My Top 10 reasons that Samer should resume blogging:

10. Whenever Samer tells me about beer I am already drunk and remember nothing.
9. Iceland's tourist industry depends on it.
8. I still have unused Samerfest tickets.
7. It turns out that there actually aren't enough Apple blogs -- someone said so on digg.
6. I am this close to understanding climatography
5. If Dan Kim can do it ...
4. If Brian Green can do it ...
3. If I can do it ...
2. I'm sick and tired of having to ask him to explain everything to me.

And the number-one reason Samer should resume blogging:
1. Redheads dig guys who blog -- I'm just sayin'

Thursday, February 9, 2006

there's no business like it


i've begun implementing my secret plan to humiliate myself in public (more, i mean) by wheedling my way into the reston community players as a volunteer carpenter. my goal, of course, is not only to achieve serene fulfillment in the creation of the perfect piano stand but rather to be "discovered" and give my family and what few friends i have left more reason to be embarrassed to know me.

but i don't care.

while we've always been aware of the rcp in our nine years in reston it has only been in the last year, sadly, that we have attended performances. this even though we realize community theater is precious and we are lucky to have a troupe in our own little town. a company, mind you, which, at 39 years, is nearly as old as the town itself.
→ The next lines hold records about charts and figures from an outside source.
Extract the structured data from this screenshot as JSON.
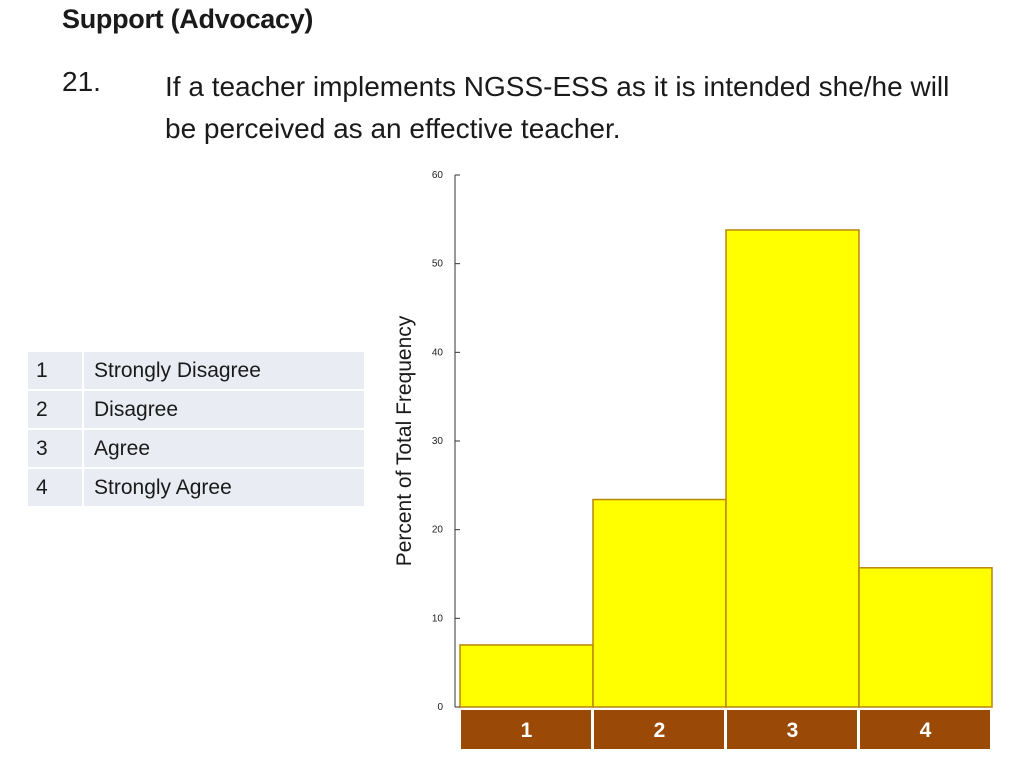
{
  "slide": {
    "title": "Support (Advocacy)",
    "question_number": "21.",
    "question_text": "If a teacher implements NGSS-ESS as it is intended she/he will be perceived as an effective teacher."
  },
  "legend_table": [
    {
      "code": "1",
      "label": "Strongly Disagree"
    },
    {
      "code": "2",
      "label": "Disagree"
    },
    {
      "code": "3",
      "label": "Agree"
    },
    {
      "code": "4",
      "label": "Strongly Agree"
    }
  ],
  "chart_data": {
    "type": "bar",
    "categories": [
      "1",
      "2",
      "3",
      "4"
    ],
    "values": [
      7,
      23.4,
      53.8,
      15.7
    ],
    "title": "",
    "xlabel": "",
    "ylabel": "Percent of Total Frequency",
    "ylim": [
      0,
      60
    ],
    "yticks": [
      0,
      10,
      20,
      30,
      40,
      50,
      60
    ],
    "grid": false,
    "bar_color": "#ffff00",
    "bar_edge_color": "#b8860b",
    "category_box_color": "#9a4a06",
    "category_text_color": "#ffffff"
  }
}
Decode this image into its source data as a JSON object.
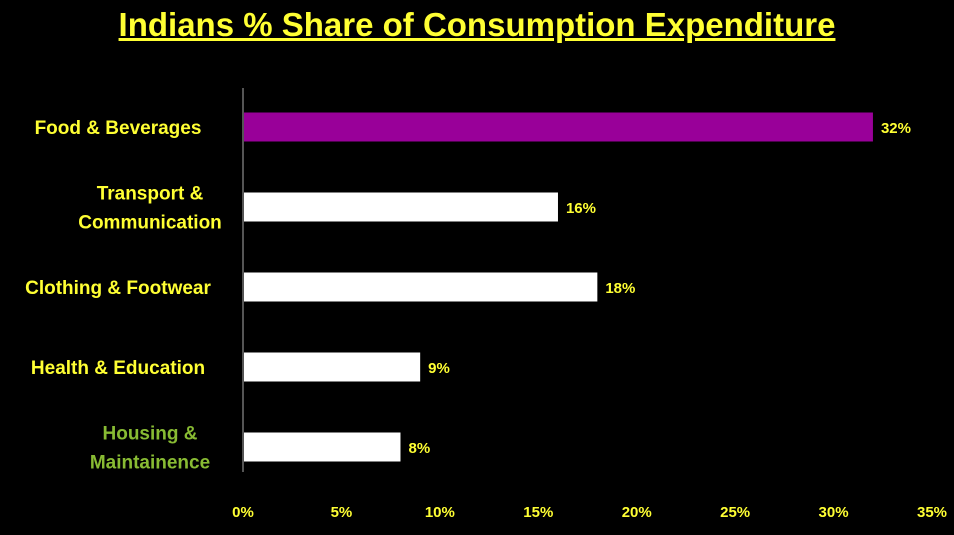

the catalyst to attending for the first time was the daughter of friends, who has been cast in the past three rcp productions, including "beauty and the beast," nominated for 25 (!) washington area theatre community honors, in which she shared "chip" duties with another young thespian. previously she had done a turn in "honk" and most recently in "the crucible", which just ended its run.

there is no chance that even i have the gall to audition for a musical, although my only tread of the boards was as captain von trapp in the 1969 production of "the sound of music"* (*at public school 149 in new york city, when i was in the sixth grade) but the next rcp production that hasn't been cast yet is the british farce "run for your wife."

perfect. i used to work for reuters, and my acting ambitions are farcical. it's a sign.

of course, i may not muster sufficient courage, although that's why god invented alcohol. and there is certainly no reason to believe that i'd be cast for anything, including "potted plant (stage left)." but every single person i've met so far that is associated with the rcp is exactly as i would have expected and hoped, and it is way fun to be involved in community theater -- even if my destiny is merely to perfect the technique of engineering ersatz spinning plates.